The mainstream wants to use professional-level tools, tools that carry their weight in terms of tutorials, documentation, and opportunities. To that end the mainstream is willing to accept some shortcomings. And given the alternatives, it’s really not like Godot or Unreal have zero shortcomings either.
Unity is a career-advancing software. It’s also the only engine that builds to every imaginable gaming platform, highly flexible editor scripting, and a ton of powerful features both for the game itself and during production and for live services.

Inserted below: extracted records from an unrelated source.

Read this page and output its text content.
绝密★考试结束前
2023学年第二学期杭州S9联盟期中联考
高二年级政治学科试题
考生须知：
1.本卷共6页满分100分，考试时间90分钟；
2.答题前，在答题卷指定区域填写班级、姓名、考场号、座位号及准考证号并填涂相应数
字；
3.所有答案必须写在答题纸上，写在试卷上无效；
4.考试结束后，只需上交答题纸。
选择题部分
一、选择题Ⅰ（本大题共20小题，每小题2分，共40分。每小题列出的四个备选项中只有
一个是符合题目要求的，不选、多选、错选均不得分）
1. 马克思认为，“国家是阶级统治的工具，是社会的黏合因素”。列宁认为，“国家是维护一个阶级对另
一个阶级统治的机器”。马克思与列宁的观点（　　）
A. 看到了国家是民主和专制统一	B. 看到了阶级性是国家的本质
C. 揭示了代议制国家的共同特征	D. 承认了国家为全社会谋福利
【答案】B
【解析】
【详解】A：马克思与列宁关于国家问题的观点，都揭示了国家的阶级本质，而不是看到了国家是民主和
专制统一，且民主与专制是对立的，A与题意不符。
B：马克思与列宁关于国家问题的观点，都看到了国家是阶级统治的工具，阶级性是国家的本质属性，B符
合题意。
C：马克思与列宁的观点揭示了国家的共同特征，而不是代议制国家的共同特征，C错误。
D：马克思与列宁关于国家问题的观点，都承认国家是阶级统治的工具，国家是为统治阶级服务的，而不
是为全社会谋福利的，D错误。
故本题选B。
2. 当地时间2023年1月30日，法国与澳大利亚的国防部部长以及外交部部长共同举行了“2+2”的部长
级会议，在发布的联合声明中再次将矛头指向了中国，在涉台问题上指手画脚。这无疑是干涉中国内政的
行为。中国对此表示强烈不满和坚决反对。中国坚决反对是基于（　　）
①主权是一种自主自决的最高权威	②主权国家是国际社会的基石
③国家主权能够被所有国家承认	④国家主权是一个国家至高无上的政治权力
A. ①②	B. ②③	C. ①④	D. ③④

Unreal is for educated developers, or masochists jumping at it too early in their learning process (doable but woah that’s like driving school with a Ferrari). Definitely a career tool for the AAA game industry, but also “less fun” industries like automotive, marketing and film.
Godot is for beginners and hobbyists and tiny teams. Their community polls clearly tell it does not have a significantly growing appeal outside that niche. It provides an easier “first contact” experience and the “guarantee” of being free. However, it’s a learning tool not a career builder, platform and 3d support is limited, productivity at scale lacking.
If anything, Unreal is what’s threatening Unity’s marketshare, not Godot. Godot is merely a catalyst with the potential of undercutting (accelerating) that transition to a small degree. What we’ve seen is that past the runtime fee exodus, the numbers have bounced back. Godot primarily has a retention/churn problem: it’s an on-off tool, a also-use tool, a transitioning-away-from tool. More users use it, but far fewer users stick to it for a long time or exclusively.
I’m not saying Unity doesn’t have issues but I don’t see any threatening problems except what UEFN will do for the entry-level users - those might start with UEFN and transition directly into UE, completely bypassing both Godot and Unity.